En realidad sólo dijo dos palabras con una sonrisa en sus labios tratando de suavizar la situación: “Nos mudamos”.
Inicialmente, yo tiré a coña la cosa y le dije: “¿Sí, papi, cuando te vas?” Pero estaba hablando en serio.
Y molesto yo sostuve : “¡Yo no me voy!”.  Mi hermano Carlos Enrique dijo: “Yo tampoco”.
El empecinamiento no era precisamente por la casa, la casa mi hermano y yo la habíamos destrozado, era una casita humilde donde se pagaban 14 pesos mensuales.
No era nuestra, el propietario era Armando Hernández, padre de Hernán Hernández, profesor del Instituto.
Era el barrio, los amiguitos, la bodega de Márquez, la carnicería de “Quinito”, el zapatero remendón “Neno”, las lindas vecinitas: Estrellita, Eugenita, Mabel Llanes, Magda, Barbarita, Daysi.
El día de la mudada fue “trágico”: mi hermano y yo aferrados a las barandas del portal, abrazados a los horcones, absurdamente besábamos las paredes, llorábamos, gritábamos.
Mi pobrecita madre repitió un montón de veces para tranquilizarnos: “¡Vamos a tener un baño intercalado con ducha y todo!”.

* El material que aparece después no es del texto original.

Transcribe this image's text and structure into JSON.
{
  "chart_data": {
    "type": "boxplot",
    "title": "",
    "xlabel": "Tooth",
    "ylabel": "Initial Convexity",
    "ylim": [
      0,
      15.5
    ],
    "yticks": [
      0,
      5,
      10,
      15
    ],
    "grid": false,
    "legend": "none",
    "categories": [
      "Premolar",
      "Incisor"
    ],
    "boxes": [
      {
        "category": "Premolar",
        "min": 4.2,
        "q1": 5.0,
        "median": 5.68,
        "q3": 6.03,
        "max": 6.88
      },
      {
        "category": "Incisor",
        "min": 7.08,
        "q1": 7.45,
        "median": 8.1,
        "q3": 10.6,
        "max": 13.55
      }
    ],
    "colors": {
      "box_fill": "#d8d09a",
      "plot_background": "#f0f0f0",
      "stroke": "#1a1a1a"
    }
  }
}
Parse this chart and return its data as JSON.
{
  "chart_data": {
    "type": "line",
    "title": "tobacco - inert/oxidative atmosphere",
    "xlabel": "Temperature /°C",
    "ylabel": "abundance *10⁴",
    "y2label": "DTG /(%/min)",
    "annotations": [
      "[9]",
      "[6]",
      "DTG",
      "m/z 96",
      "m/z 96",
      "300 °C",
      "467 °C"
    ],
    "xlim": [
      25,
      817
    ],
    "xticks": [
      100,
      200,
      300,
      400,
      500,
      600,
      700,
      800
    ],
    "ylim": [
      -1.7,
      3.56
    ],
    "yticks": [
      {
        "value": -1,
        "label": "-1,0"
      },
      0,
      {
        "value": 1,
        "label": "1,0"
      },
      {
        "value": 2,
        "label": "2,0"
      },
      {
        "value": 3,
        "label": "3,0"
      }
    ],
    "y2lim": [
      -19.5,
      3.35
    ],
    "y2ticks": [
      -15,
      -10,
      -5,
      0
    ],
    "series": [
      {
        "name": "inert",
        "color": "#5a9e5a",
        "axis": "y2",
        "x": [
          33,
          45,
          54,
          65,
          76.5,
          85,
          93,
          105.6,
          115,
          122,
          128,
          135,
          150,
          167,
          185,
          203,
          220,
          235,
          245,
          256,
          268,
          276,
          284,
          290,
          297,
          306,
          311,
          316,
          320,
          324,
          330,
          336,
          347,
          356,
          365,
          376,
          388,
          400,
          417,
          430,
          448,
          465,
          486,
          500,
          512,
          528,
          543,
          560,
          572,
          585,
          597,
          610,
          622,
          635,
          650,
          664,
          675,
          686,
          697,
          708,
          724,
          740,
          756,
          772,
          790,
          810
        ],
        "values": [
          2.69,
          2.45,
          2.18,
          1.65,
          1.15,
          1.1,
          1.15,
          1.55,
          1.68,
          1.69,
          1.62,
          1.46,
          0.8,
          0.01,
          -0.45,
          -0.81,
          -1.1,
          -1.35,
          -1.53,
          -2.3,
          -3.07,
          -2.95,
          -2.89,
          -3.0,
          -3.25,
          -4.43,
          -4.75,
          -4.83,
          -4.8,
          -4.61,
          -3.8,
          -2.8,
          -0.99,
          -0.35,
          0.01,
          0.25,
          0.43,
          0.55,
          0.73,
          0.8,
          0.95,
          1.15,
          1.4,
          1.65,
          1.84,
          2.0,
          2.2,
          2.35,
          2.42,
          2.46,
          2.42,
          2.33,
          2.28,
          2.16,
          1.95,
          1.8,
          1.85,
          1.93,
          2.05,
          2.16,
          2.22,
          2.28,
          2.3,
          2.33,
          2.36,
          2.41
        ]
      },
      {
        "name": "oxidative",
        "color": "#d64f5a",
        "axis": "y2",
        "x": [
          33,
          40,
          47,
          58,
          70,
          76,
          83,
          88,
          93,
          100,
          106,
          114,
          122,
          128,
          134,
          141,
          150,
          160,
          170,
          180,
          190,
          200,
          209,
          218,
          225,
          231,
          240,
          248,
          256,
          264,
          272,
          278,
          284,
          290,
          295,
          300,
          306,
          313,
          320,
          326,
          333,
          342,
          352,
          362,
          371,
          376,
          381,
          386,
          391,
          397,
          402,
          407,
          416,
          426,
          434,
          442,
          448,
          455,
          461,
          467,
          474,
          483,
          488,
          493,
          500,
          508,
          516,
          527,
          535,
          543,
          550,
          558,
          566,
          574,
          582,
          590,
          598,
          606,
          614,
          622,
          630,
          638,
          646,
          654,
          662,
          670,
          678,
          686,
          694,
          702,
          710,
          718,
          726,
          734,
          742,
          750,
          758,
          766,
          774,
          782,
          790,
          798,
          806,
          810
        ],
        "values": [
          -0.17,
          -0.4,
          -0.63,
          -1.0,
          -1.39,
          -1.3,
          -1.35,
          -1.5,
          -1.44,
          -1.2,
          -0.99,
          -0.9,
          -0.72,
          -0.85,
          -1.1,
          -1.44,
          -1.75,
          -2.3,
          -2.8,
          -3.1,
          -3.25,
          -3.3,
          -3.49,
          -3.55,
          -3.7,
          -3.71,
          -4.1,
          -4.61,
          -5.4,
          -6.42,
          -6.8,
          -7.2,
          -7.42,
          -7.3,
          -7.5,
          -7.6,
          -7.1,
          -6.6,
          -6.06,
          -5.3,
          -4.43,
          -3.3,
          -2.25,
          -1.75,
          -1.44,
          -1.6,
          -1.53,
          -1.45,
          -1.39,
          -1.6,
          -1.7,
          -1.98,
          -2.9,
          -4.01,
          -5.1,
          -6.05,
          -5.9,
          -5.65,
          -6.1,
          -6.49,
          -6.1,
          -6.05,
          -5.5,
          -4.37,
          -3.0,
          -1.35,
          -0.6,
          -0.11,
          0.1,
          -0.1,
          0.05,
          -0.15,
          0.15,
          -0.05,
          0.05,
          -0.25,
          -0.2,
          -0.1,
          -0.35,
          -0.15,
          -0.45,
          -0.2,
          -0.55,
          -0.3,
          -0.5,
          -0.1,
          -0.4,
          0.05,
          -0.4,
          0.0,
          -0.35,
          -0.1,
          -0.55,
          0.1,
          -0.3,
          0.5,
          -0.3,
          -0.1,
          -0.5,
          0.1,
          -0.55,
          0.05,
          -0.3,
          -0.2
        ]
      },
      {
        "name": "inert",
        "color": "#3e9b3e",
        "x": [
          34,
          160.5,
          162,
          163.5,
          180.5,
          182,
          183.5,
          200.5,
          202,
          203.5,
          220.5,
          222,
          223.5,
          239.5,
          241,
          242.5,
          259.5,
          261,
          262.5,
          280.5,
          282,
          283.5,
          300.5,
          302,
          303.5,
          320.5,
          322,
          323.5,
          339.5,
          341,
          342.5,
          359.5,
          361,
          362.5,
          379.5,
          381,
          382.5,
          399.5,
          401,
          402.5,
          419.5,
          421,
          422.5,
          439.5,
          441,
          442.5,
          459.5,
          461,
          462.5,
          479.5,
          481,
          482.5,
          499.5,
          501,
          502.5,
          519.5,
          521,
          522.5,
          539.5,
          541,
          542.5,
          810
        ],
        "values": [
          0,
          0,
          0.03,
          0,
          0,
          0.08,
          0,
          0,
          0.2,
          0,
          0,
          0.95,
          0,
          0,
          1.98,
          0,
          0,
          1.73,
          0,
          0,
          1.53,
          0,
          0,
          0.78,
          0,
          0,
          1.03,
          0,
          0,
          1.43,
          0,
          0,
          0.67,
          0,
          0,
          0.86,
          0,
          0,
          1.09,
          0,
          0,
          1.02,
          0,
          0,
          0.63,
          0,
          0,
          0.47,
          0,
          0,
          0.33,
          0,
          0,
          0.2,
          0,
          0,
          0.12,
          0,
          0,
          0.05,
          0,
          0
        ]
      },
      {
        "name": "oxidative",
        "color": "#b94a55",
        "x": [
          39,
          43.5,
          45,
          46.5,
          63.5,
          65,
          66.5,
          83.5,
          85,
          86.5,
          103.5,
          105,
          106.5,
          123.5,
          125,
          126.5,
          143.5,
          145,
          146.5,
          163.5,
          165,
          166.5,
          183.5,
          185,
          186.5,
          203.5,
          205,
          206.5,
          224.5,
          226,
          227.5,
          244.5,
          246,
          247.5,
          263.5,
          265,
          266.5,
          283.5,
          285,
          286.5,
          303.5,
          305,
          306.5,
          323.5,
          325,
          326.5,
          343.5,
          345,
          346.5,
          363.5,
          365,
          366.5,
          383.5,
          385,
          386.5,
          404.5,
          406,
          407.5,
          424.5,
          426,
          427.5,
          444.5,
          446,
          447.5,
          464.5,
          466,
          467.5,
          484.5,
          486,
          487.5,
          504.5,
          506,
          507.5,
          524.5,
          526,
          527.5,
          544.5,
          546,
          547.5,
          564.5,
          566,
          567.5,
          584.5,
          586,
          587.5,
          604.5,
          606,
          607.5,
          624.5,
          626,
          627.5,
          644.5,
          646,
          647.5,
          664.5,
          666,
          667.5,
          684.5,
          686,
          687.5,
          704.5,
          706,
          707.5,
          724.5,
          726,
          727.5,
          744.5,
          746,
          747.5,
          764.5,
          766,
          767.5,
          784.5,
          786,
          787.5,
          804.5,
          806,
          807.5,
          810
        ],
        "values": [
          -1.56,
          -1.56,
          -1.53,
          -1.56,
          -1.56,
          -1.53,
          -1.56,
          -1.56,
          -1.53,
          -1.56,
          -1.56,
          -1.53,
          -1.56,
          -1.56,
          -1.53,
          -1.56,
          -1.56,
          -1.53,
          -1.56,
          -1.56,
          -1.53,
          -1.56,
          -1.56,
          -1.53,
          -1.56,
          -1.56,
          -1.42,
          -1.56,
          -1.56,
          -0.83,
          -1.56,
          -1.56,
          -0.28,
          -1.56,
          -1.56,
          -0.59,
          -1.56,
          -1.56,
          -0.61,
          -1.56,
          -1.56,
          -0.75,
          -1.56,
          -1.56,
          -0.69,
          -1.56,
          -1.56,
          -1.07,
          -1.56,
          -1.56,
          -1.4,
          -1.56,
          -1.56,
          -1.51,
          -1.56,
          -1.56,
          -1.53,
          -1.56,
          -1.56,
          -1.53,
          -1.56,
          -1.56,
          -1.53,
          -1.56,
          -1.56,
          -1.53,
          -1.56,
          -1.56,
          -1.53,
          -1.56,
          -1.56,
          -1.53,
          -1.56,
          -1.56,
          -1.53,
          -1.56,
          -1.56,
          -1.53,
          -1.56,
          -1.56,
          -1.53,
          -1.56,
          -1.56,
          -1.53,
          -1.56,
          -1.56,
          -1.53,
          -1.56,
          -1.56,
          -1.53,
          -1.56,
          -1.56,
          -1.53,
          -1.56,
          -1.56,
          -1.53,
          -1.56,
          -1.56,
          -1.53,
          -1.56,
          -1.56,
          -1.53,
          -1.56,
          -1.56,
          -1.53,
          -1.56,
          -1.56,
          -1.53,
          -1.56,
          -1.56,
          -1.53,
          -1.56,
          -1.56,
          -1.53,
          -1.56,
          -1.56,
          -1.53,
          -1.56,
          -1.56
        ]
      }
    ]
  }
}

A duras penas y casi a empujones trataban de sacarnos de la casa. Para calmar a mi hermano, de pronto, paré de llorar.
Al ver nuestras desesperación, algunos vecinos intervinieron: Jesús Garcés se acercó a mi padre y le dijo unas cortas, pero sentidas palabras: “Esteban, piénsalo bien, los muchachos están desolados”.
Ante los ojos incrédulos que observaban la perreta levanté el brazo y en forma de despedida grité absurdamente: “¡Volveré!”.
Las vecinas -unas madres para nosotros-: Querela Valdés, Tina González, Luisa Díaz, Santa O’ Hoalloran, nos abrazaron y besaron.
Y por el resto de mi vida en Güines, al regresar caminando del parque a nuestro nuevo hogar en el Residencial Mayabeque, iba por la calle Soparda, y al llegar a Pinillos, miraba de reojo a la humilde casita, me sonreía y derramaba una lágrima.